Молодой волк-пролеток выбивает дробь передними лапами, ровно барабанщик.

Сзади дыбится старый порыскучий волчище. С телка ростом, от древности выжелтел, уж не серый, а с боков рудо-желтый, с темным ремнем по хребетине. Поднялся на задние лапы и покачивает большой головищей.

И у всех у них пасти приоткрыты, белые зубы поблескивают, да не в рыке, не в злом ощере.

В умилении, в радости, в просьбе, в трепете улыбаются в лицо нам белозубые волчьи пасти…

Возле клеток на скамейке сидел старичок.

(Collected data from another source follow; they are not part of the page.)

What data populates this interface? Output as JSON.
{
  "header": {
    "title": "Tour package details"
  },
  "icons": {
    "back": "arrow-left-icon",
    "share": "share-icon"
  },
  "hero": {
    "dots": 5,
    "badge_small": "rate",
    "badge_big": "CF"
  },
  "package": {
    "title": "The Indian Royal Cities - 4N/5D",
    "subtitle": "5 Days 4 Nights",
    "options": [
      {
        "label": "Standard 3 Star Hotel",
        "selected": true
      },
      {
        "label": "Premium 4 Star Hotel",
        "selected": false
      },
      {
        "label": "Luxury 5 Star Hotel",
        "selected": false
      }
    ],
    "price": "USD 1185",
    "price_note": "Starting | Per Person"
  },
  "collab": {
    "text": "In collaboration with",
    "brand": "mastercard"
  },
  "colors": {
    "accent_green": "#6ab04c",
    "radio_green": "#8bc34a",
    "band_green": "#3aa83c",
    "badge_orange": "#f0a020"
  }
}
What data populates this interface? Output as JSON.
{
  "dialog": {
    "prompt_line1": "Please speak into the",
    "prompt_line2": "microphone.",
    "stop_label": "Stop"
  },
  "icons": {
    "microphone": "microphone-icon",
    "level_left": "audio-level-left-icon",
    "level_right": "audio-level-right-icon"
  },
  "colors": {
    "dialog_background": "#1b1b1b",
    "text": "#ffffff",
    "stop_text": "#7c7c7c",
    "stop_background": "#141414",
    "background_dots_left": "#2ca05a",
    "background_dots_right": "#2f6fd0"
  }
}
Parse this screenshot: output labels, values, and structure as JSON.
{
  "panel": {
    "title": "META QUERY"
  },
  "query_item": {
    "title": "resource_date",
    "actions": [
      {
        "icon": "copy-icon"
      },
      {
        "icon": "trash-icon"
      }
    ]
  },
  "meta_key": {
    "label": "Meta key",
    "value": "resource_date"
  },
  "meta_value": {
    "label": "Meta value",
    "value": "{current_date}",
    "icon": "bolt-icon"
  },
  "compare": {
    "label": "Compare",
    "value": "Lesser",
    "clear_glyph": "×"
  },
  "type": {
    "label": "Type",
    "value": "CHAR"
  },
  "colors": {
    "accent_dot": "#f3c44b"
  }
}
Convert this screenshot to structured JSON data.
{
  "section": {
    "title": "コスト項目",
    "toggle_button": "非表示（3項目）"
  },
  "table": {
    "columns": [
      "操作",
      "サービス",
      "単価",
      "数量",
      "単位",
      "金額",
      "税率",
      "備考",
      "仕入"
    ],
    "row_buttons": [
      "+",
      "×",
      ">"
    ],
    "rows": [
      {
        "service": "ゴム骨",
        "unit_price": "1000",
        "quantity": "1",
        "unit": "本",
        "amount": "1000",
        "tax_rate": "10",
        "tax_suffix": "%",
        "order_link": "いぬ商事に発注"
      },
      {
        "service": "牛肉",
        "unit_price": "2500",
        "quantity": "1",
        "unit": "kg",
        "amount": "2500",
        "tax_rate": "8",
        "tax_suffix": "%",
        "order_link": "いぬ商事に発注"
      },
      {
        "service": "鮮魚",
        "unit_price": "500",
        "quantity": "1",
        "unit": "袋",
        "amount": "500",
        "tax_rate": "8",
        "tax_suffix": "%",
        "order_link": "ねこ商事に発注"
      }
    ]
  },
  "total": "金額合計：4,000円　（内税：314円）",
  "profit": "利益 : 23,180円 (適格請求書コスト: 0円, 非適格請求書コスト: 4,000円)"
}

Я к нему.

— Что за невидаль? Цирковые они, что ли?

— Зачем цирковые?.. Обыкновенные… Из брошенного зверинца.

— Кто ж этих волков научил ласкам-пляскам?

— Небось сами выучились.

— Что ж их так дивно выучило?!

— Голод да железо…

Разговорились мы со старичком, и стало мне все понятно.

В волчьей колке готовой пищи нету, да зато и железа нет: свобода для зубов — нападай да терзай!

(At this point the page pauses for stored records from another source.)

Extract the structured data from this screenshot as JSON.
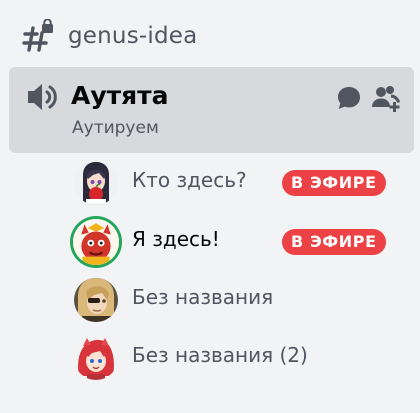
{
  "text_channel": {
    "name": "genus-idea",
    "icon": "hash-lock-icon"
  },
  "voice_channel": {
    "name": "Аутята",
    "status": "Аутируем",
    "icon": "speaker-icon",
    "actions": [
      "chat-icon",
      "invite-icon"
    ]
  },
  "participants": [
    {
      "name": "Кто здесь?",
      "live": true,
      "live_label": "В ЭФИРЕ",
      "speaking": false,
      "avatar": "anime-girl-red-apple-avatar"
    },
    {
      "name": "Я здесь!",
      "live": true,
      "live_label": "В ЭФИРЕ",
      "speaking": true,
      "avatar": "red-creature-avatar"
    },
    {
      "name": "Без названия",
      "live": false,
      "speaking": false,
      "avatar": "blonde-character-avatar"
    },
    {
      "name": "Без названия (2)",
      "live": false,
      "speaking": false,
      "avatar": "red-hair-character-avatar"
    }
  ],
  "colors": {
    "background": "#f2f3f5",
    "selected_background": "#d7d9dd",
    "live_badge": "#ed4245",
    "speaking_ring": "#23a55a",
    "muted_text": "#4f5660",
    "strong_text": "#060607"
  }
}
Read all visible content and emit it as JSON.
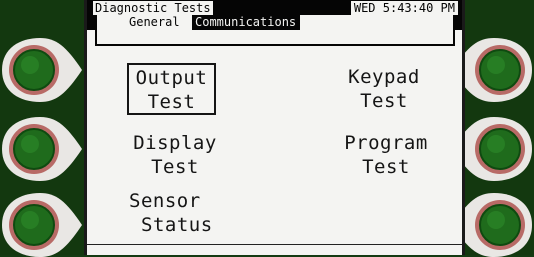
{
  "header": {
    "title": "Diagnostic Tests",
    "clock": "WED 5:43:40 PM"
  },
  "tabs": [
    {
      "label": "General",
      "active": true
    },
    {
      "label": "Communications",
      "active": false
    }
  ],
  "menu": {
    "output_test": {
      "line1": "Output",
      "line2": "Test",
      "selected": true
    },
    "keypad_test": {
      "line1": "Keypad",
      "line2": "Test"
    },
    "display_test": {
      "line1": "Display",
      "line2": "Test"
    },
    "program_test": {
      "line1": "Program",
      "line2": "Test"
    },
    "sensor_status": {
      "line1": "Sensor",
      "line2": "Status"
    }
  },
  "colors": {
    "bezel": "#13380f",
    "screen": "#f4f4f2",
    "button_ring": "#b86a66",
    "button_center": "#1f6b1c"
  },
  "icons": {
    "side_button": "round-softkey-button"
  }
}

В зверинце кругом железо, свободы зубам нету, зато пища готова: дождись, и дадут.

А в брошенном зверинце ни свободы зубам, ни пищи. Голод да железо! И не одолеешь их ни грызней, ни жданкой… Только лаской-пляской и промыслишь мосол.

Из привокзальной немецкой столовой стали носить для забавы волкам кости.

Поначалу бросались волки навстречу с рыком. Однако кто с рыком, тому костей не перепадает, тому подыхать с голоду. А какой волк поласковей, позабавней, тот, глядишь, спроворил мосол и не подох, уберегся.

И зимы не прошло — обласкались, обсобачились. Научились и хребетиной вилять, и пастью умильно щериться, и на задних лапах ходить, и к потолку прыгать! Сами собой превзошли все ласки-пляски, да еще и скоростным методом.

Голод да железо за месяц обучили тому, чему не выучат и за сто лет оба Дуровых.

IV

Стали мы с ребятами наведываться к волкам. Наберем оглодышей в привокзальной столовой и пойдем поглядеть на волчьи пляски.